Itulah yang menjadi tujuan diadakannya seminar Multicultural Education (Pendidikan Multikultur) oleh Jurusan Bahasa dan Sastra Inggris pada Selasa (17/10) di Gedung Bundar, Dekanat Fakultas Bahasa dan Seni Universitas Negeri Semarang (FBS UNNES).
Acara yang diadakan oleh Jurusan Bahasa dan Sastra Inggris ini adalah penutup dari serangkaian program hibah Ristekdikti, World Class Professor. Program ini diikuti oleh kalangan dosen, baik dari FBS UNNES, Universitas Stikubank (Unisbank), Universitas Islam Sultan Agung (Unissula), Universitas Dian Nuswantoro (Udinus), dan Universitas Muhammadiyah Semarang (Unimus).
Seminar kali ini menghadirkan tiga pembicara, yakni Prof Elizabeth Rata, selaku Profesor dari University of Auckland, Prof Dr Agus Nuryatin, MHum, selaku Dekan Fakultas Bahasa dan Seni, serta Hendi Pratama, MA, selaku Dosen Jurusan Bahasa dan Sastra Inggris UNNES.
Membuka sesi materi seminar, Hendi memberikan materi tentang posisi pendidikan multikultur di masyarakat melalui bahasa. Ia menjelaskan bahwa pragmatis dalam bahasa digunakan manusia untuk bisa berkomunikasi dengan manusia lainnya sesuai dengan tujuan yang diinginkan berdasarkan budayanya. Pemahaman penggunaan bahasa dari budaya yang berbeda inilah yang harus dikenalkan pada anak sejak dini.
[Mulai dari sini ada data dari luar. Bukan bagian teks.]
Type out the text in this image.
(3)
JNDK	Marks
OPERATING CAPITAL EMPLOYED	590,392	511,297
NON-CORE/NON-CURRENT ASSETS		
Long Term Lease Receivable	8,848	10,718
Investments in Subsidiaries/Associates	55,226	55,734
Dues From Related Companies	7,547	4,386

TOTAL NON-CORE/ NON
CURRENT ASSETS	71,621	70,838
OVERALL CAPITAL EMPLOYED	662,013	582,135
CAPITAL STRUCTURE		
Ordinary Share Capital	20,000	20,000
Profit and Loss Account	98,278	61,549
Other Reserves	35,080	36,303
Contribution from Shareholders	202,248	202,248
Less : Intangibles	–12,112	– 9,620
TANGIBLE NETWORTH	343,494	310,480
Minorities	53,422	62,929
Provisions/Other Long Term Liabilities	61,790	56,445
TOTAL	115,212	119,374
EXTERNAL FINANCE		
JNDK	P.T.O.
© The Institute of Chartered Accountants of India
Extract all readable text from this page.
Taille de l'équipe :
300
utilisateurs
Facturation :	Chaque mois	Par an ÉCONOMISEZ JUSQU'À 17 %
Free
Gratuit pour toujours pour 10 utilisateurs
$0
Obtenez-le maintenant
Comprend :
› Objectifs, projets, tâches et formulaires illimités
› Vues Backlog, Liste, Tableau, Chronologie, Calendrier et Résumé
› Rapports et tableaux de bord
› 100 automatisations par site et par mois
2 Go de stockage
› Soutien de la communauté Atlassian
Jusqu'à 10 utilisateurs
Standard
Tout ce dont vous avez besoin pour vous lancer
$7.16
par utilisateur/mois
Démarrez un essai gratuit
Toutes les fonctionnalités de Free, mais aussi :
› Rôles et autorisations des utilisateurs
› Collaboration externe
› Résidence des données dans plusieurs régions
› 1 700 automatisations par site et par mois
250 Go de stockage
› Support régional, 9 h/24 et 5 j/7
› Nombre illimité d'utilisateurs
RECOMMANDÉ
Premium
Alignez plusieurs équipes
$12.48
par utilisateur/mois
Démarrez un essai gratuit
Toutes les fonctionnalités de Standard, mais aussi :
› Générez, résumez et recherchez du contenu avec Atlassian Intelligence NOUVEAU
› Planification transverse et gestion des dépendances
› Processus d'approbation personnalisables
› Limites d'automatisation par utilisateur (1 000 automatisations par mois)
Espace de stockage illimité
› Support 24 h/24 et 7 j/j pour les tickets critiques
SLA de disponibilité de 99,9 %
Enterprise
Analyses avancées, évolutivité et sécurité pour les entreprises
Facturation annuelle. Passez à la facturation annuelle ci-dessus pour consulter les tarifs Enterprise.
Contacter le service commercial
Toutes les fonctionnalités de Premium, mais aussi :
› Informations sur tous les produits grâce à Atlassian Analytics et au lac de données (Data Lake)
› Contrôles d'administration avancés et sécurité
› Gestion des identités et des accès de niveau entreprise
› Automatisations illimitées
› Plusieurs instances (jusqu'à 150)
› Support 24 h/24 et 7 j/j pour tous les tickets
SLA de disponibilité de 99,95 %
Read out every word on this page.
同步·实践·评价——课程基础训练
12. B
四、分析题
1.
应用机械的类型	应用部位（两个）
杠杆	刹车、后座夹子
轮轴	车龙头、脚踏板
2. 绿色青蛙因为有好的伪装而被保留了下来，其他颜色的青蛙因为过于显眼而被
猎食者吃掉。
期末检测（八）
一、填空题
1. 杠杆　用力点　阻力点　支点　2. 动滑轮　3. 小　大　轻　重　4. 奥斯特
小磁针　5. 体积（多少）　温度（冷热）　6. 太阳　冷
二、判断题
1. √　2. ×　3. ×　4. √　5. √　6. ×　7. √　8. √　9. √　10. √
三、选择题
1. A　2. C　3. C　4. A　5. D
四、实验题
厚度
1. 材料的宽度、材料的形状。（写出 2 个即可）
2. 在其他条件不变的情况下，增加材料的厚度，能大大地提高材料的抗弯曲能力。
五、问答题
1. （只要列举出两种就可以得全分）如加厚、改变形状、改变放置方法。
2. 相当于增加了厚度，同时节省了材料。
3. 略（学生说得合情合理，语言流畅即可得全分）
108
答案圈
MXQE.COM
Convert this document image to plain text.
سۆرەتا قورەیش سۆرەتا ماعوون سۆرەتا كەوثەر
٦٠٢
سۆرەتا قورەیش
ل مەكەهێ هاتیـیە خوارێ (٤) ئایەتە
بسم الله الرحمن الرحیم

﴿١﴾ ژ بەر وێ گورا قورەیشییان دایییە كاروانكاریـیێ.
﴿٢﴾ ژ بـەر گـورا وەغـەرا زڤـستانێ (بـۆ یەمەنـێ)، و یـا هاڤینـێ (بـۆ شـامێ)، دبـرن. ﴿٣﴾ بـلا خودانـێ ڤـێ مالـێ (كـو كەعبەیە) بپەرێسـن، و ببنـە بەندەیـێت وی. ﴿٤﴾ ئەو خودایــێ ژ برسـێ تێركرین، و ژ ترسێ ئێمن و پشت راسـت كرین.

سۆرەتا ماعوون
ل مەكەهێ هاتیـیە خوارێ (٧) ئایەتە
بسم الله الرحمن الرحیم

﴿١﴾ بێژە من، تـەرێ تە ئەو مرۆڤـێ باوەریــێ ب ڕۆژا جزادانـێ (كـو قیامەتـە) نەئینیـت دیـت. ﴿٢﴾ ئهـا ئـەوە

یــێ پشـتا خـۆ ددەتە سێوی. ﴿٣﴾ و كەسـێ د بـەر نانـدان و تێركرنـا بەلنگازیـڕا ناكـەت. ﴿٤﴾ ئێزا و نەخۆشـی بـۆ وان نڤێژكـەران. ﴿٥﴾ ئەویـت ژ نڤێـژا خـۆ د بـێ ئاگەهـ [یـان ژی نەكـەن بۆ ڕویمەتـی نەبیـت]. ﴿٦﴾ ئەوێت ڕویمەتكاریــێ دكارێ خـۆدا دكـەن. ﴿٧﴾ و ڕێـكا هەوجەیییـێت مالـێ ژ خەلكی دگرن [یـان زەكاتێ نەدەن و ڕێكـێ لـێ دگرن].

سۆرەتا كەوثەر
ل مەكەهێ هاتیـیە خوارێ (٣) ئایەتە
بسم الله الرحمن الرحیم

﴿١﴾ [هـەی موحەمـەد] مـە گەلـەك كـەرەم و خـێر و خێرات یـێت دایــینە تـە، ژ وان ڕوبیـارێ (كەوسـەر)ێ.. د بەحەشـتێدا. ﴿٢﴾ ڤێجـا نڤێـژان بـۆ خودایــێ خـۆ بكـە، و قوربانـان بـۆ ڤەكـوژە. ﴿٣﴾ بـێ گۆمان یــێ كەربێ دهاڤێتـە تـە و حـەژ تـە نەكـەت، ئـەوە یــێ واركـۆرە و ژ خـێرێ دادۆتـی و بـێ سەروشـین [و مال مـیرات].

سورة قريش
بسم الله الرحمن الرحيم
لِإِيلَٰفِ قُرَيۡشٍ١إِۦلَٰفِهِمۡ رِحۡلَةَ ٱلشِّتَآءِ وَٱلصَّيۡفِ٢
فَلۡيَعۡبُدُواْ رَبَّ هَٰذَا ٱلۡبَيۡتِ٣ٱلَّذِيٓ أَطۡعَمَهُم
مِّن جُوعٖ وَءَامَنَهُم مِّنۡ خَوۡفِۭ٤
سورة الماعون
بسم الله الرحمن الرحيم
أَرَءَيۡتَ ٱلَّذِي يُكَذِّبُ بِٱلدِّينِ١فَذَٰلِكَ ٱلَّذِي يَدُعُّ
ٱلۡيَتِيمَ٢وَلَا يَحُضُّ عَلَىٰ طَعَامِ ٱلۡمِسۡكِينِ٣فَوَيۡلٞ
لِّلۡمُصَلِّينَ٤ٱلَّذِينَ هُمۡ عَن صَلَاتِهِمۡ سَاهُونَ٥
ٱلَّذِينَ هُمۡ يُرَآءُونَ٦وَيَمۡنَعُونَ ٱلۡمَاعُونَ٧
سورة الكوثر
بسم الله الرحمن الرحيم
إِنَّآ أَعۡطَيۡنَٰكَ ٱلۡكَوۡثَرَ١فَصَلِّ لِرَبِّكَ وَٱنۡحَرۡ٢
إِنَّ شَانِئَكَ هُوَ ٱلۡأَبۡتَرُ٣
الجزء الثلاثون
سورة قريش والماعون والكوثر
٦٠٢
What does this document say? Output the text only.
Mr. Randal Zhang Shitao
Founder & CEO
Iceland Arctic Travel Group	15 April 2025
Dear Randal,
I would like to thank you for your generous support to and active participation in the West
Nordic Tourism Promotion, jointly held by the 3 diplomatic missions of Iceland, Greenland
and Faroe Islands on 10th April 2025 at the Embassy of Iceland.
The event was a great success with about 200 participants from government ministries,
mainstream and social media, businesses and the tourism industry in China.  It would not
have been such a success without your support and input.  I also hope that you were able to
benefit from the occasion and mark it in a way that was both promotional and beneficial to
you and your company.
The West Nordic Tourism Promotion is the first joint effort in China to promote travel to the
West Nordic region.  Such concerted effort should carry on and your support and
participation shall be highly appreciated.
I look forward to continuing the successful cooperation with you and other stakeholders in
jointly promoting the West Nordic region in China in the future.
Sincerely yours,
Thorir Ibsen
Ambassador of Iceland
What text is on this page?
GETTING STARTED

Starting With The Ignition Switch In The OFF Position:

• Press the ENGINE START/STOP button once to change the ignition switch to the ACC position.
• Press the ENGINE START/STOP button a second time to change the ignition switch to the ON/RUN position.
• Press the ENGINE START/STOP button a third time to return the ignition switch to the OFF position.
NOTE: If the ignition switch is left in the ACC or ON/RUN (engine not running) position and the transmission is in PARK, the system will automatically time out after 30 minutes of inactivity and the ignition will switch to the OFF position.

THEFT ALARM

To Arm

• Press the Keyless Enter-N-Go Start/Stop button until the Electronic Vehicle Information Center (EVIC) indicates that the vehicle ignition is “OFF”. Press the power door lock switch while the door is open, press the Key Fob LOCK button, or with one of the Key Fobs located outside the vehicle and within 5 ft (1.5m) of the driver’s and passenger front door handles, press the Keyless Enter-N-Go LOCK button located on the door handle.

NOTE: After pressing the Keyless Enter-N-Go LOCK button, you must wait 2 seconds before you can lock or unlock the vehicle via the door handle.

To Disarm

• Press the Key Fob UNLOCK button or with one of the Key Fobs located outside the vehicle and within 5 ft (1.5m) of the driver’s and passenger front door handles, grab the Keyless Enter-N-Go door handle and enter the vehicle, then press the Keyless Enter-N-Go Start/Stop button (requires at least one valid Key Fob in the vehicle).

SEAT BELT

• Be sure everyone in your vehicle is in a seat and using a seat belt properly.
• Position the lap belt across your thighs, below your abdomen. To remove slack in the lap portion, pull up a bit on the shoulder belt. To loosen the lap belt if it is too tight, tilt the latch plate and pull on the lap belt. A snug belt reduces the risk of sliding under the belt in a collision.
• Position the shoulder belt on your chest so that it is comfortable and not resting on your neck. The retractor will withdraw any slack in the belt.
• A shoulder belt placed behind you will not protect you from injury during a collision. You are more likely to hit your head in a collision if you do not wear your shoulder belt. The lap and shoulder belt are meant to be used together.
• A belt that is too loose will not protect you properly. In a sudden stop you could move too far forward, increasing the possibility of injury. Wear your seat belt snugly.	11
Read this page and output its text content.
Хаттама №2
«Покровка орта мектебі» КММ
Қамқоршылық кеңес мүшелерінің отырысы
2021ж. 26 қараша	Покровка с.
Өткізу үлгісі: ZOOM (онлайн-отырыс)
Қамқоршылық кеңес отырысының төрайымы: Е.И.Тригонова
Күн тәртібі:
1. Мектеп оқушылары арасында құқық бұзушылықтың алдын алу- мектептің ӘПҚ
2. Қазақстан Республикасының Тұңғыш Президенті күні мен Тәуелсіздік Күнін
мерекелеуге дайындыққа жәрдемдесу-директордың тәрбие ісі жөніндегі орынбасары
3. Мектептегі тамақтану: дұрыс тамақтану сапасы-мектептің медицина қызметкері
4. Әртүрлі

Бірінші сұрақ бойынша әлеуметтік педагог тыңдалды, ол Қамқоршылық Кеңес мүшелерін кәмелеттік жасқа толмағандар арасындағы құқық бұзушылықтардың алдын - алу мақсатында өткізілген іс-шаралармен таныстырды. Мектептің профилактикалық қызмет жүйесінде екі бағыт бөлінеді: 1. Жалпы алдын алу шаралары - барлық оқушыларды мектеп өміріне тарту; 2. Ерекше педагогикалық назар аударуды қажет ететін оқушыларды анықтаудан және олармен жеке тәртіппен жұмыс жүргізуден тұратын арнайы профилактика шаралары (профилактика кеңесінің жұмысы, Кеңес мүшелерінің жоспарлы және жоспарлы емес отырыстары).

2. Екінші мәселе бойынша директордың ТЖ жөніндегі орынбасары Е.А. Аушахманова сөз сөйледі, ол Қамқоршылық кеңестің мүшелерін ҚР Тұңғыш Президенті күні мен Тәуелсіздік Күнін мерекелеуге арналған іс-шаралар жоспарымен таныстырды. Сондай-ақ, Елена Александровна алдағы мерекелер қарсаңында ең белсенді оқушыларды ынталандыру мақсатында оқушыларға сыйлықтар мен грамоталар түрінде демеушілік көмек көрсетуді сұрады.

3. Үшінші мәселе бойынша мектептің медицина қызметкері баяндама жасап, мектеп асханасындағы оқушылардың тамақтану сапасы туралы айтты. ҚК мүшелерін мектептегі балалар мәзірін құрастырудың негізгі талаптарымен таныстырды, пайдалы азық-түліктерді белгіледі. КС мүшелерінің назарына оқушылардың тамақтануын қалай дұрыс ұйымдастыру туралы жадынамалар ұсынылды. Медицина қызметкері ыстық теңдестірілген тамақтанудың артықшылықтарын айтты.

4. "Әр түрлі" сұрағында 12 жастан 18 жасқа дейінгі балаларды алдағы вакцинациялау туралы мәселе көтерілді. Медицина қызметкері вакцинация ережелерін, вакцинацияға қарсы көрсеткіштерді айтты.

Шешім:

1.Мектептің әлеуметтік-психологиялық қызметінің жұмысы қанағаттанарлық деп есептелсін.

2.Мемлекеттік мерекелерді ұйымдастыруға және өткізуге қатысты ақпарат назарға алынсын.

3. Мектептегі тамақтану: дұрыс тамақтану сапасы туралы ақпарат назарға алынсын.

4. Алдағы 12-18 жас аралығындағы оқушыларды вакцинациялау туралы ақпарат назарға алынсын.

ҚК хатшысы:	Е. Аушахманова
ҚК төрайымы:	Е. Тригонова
Sesi seminar dilanjutkan dengan materi Prof Elizabeth mengenai ilmu pengetahuan dan universitas. Dalam penjelasannya, universitas disebut sebagai tempat di mana ilmu dibentuk. Bukan hanya satu buah ilmu, melainkan terdiri dari banyak disiplin ilmu yang saling melengkapi satu sama lain.
Kaitannya dengan pendidikan multikultur, Elizabeth menjelaskan bahwa terdapat dasar yang sama dari semua ilmu yang berbeda di dunia. Sebagai contoh, setiap negara memiliki pemahaman yang berbeda mengenai musik, namun, terdapat standar dasar yang sama mengenai not, irama, dan lainnya. Hal dasar inilah yang harus tetap dijaga untuk dikembangkan oleh universitas.
Di sesi terakhir, Prof Agus memberikan materi mengenai usaha yang telah dilakukan oleh FBS UNNES untuk meraih visi universitas sebagai universitas konservasi. Dalam hal ini, FBS UNNES sebagai fakultas humanis melakukan konservasi dengan mempertahankan budaya yang telah ada ataupun mengembangkan budaya tersebut.
Usaha mempertahankan budaya dilakukan dengan mulai menerapkan penggunaan tulisan aksara jawa pada tanda pengenal dekan dan beberapa nama ruangan yang ada di FBS. Sedangkan, pelestarian budaya dengan pengembangan dilakukan pada kesenian tari yang dilakukan oleh jurusan Seni Drama Tari dan Musik (Sendratasik).